Dans une ville habituée aux alertes aux missiles et aux sirènes d’urgence nationale, c’est une autre forme d’urgence qui a mobilisé les secouristes dans la nuit de lundi à mardi à Beer Sheva — plus silencieuse, plus intime, mais tout aussi mortelle. Une femme d’environ 65 ans a failli perdre la vie chez elle, victime d’une réaction allergique sévère déclenchée par une poudre à lessive. Sans l’intervention rapide d’un secouriste de l’organisation Ichud Hatzala, elle n’aurait probablement pas survécu.

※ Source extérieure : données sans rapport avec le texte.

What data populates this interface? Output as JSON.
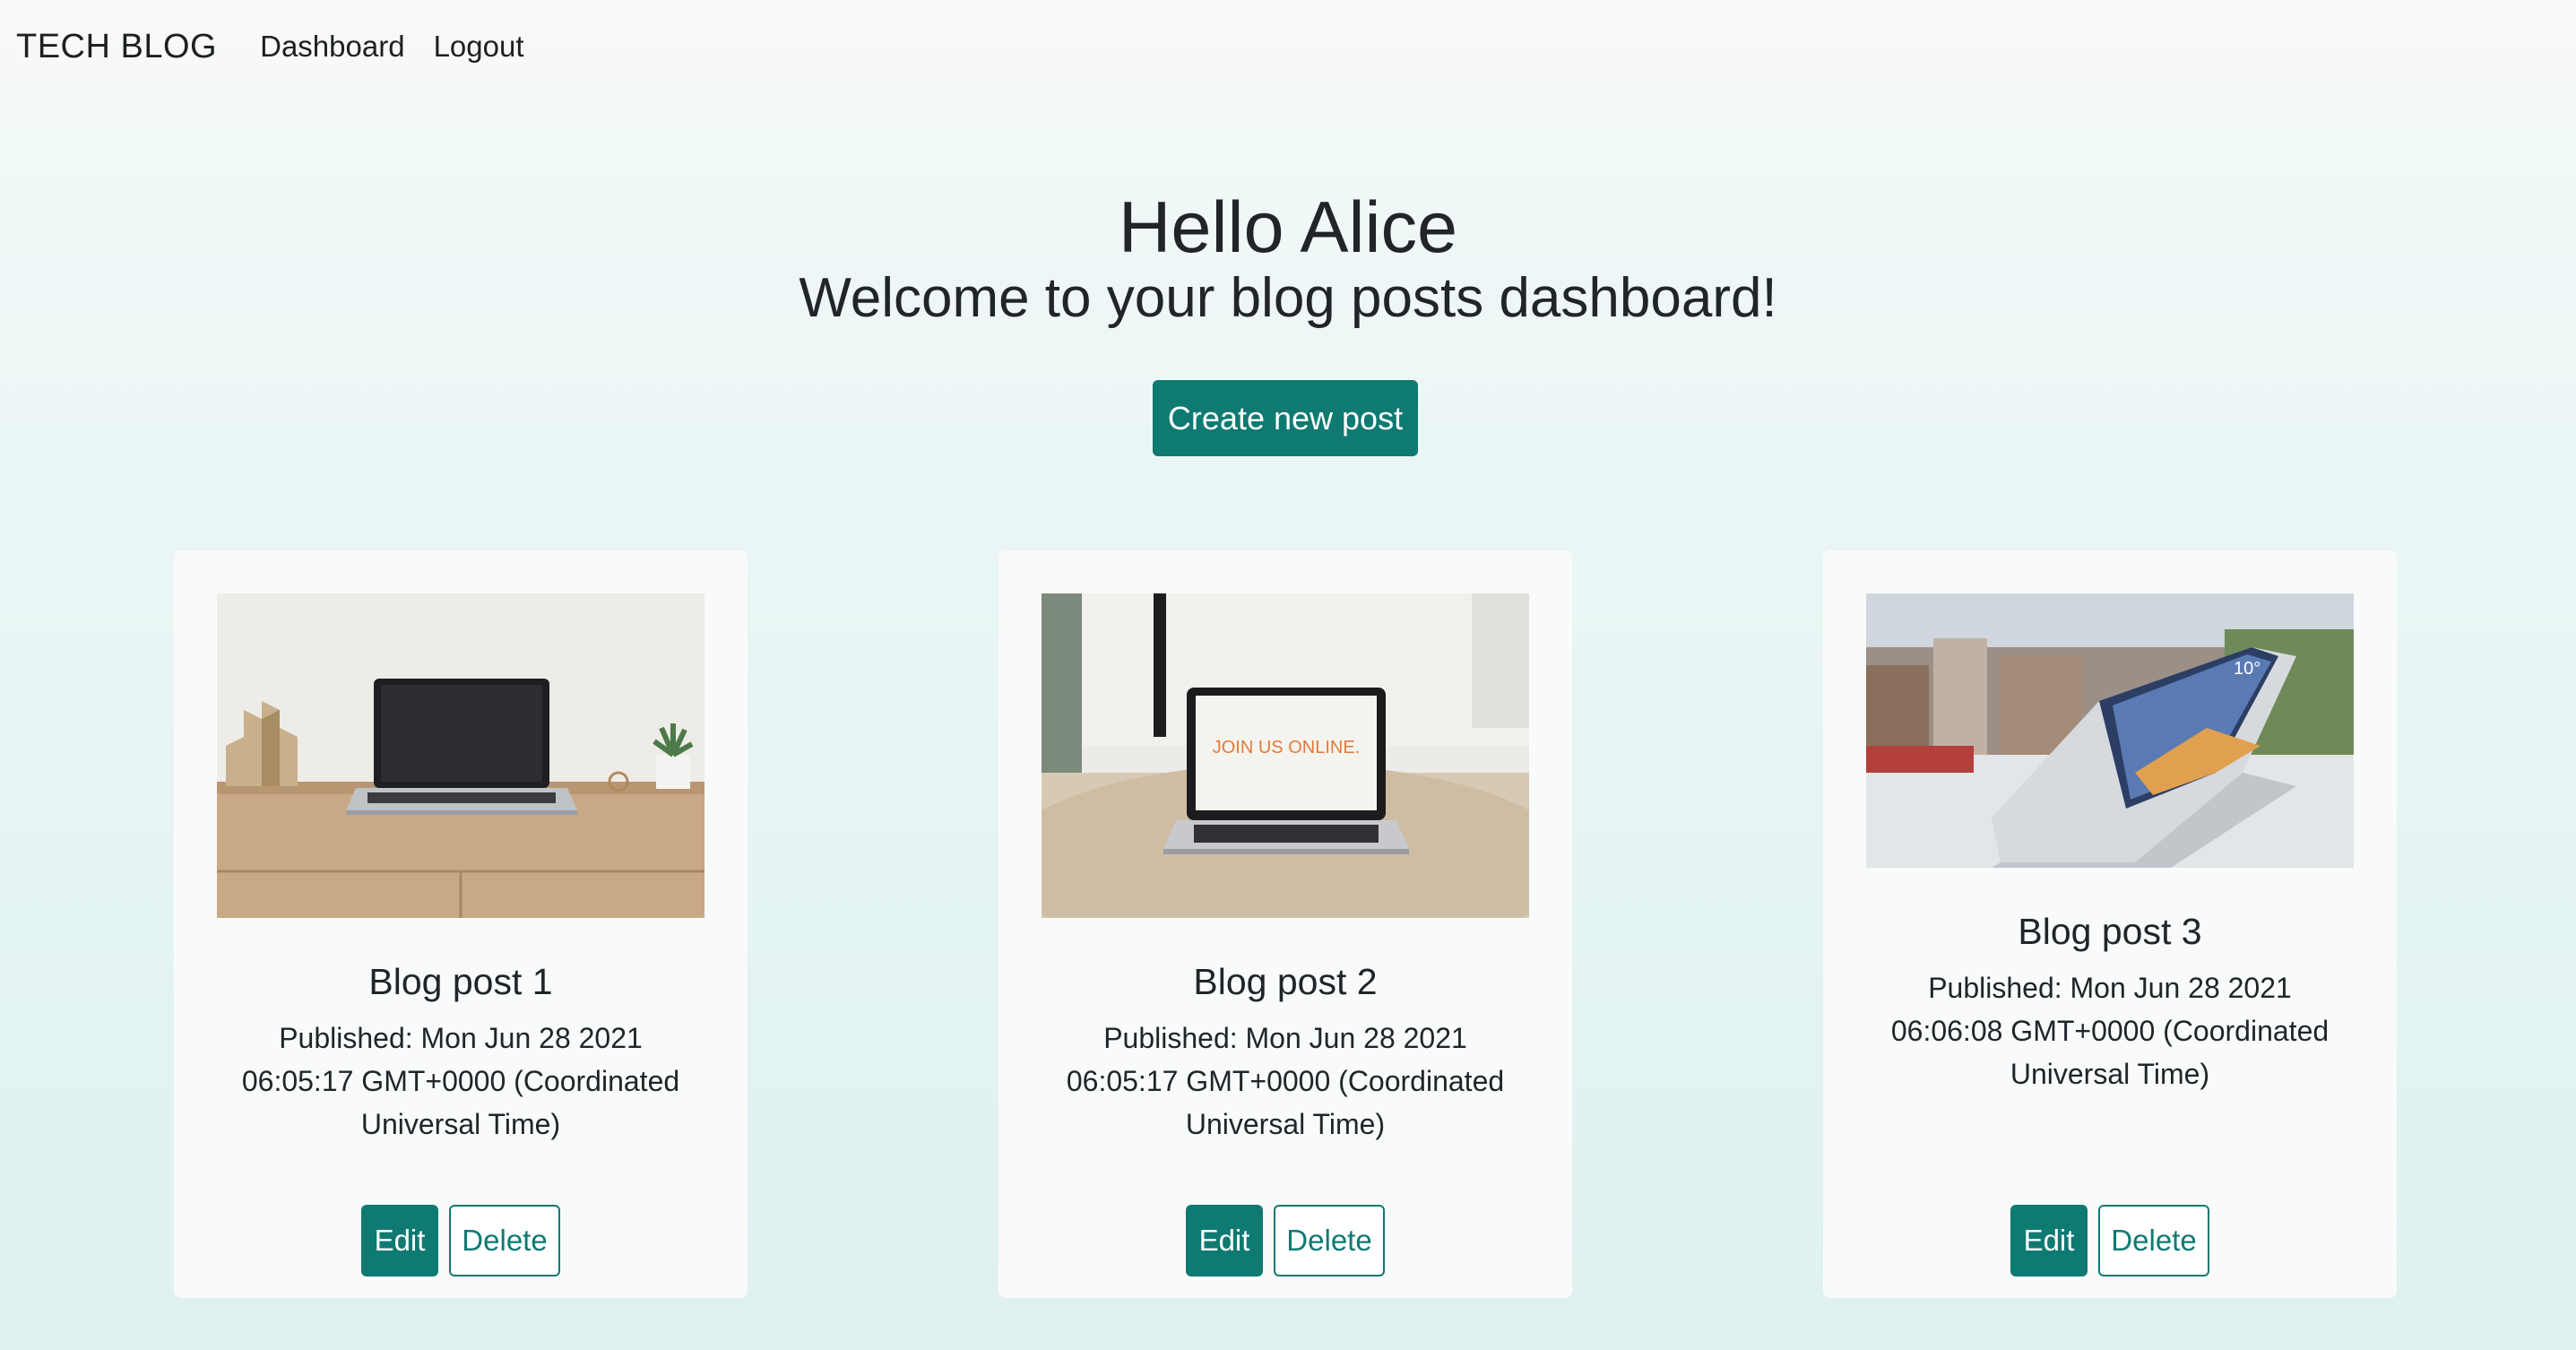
{
  "nav": {
    "brand": "TECH BLOG",
    "links": [
      "Dashboard",
      "Logout"
    ]
  },
  "hero": {
    "greeting": "Hello Alice",
    "subtitle": "Welcome to your blog posts dashboard!",
    "create_button": "Create new post"
  },
  "posts": [
    {
      "title": "Blog post 1",
      "published_line1": "Published: Mon Jun 28 2021",
      "published_line2": "06:05:17 GMT+0000 (Coordinated",
      "published_line3": "Universal Time)",
      "image": "laptop-on-wooden-desk",
      "edit_label": "Edit",
      "delete_label": "Delete"
    },
    {
      "title": "Blog post 2",
      "published_line1": "Published: Mon Jun 28 2021",
      "published_line2": "06:05:17 GMT+0000 (Coordinated",
      "published_line3": "Universal Time)",
      "image": "laptop-join-us-online",
      "screen_text": "JOIN US ONLINE.",
      "edit_label": "Edit",
      "delete_label": "Delete"
    },
    {
      "title": "Blog post 3",
      "published_line1": "Published: Mon Jun 28 2021",
      "published_line2": "06:06:08 GMT+0000 (Coordinated",
      "published_line3": "Universal Time)",
      "image": "laptop-city-view",
      "edit_label": "Edit",
      "delete_label": "Delete"
    }
  ],
  "colors": {
    "accent": "#0e7a72",
    "card_bg": "#f9fbfb",
    "text": "#212529"
  }
}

Des secouristes d’Ichud Hatzala ont été appelés en urgence au domicile d’une résidente de la ville d’environ 65 ans, qui avait développé une réaction allergique sévère (anaphylaxie) chez elle. Selon le compte rendu, la femme avait vraisemblablement été exposée à une poudre à lessive, ce qui avait entraîné une détérioration rapide de son état médical. israelhayom
Le secouriste arrivé sur place, Walid Al-Mahdi, a décrit les moments qui ont basculé entre la vie et la mort. Il a rapporté : « On nous a signalé une réaction allergique qui mettait sa vie en danger. Je lui ai prodigué des soins médicaux salvateurs comprenant l’utilisation immédiate d’un injecteur d’adrénaline (EpiPen). Grâce à l’intervention rapide, son état s’est stabilisé. » Après les premiers soins sur place, la femme a été transportée à l’hôpital Soroka pour des examens et un traitement complémentaires dans un état stable. israelhayom
Ce cas illustre une réalité médicale trop souvent méconnue : l’anaphylaxie — réaction allergique systémique généralisée — peut survenir de manière foudroyante, même à partir d’agents du quotidien que l’on n’associe pas instinctivement au danger. Une poudre à lessive peut déclencher, chez une personne sensibilisée, un effondrement cardiovasculaire et respiratoire en quelques minutes. Sans injection d’adrénaline, le pronostic vital peut être engagé en moins d’un quart d’heure.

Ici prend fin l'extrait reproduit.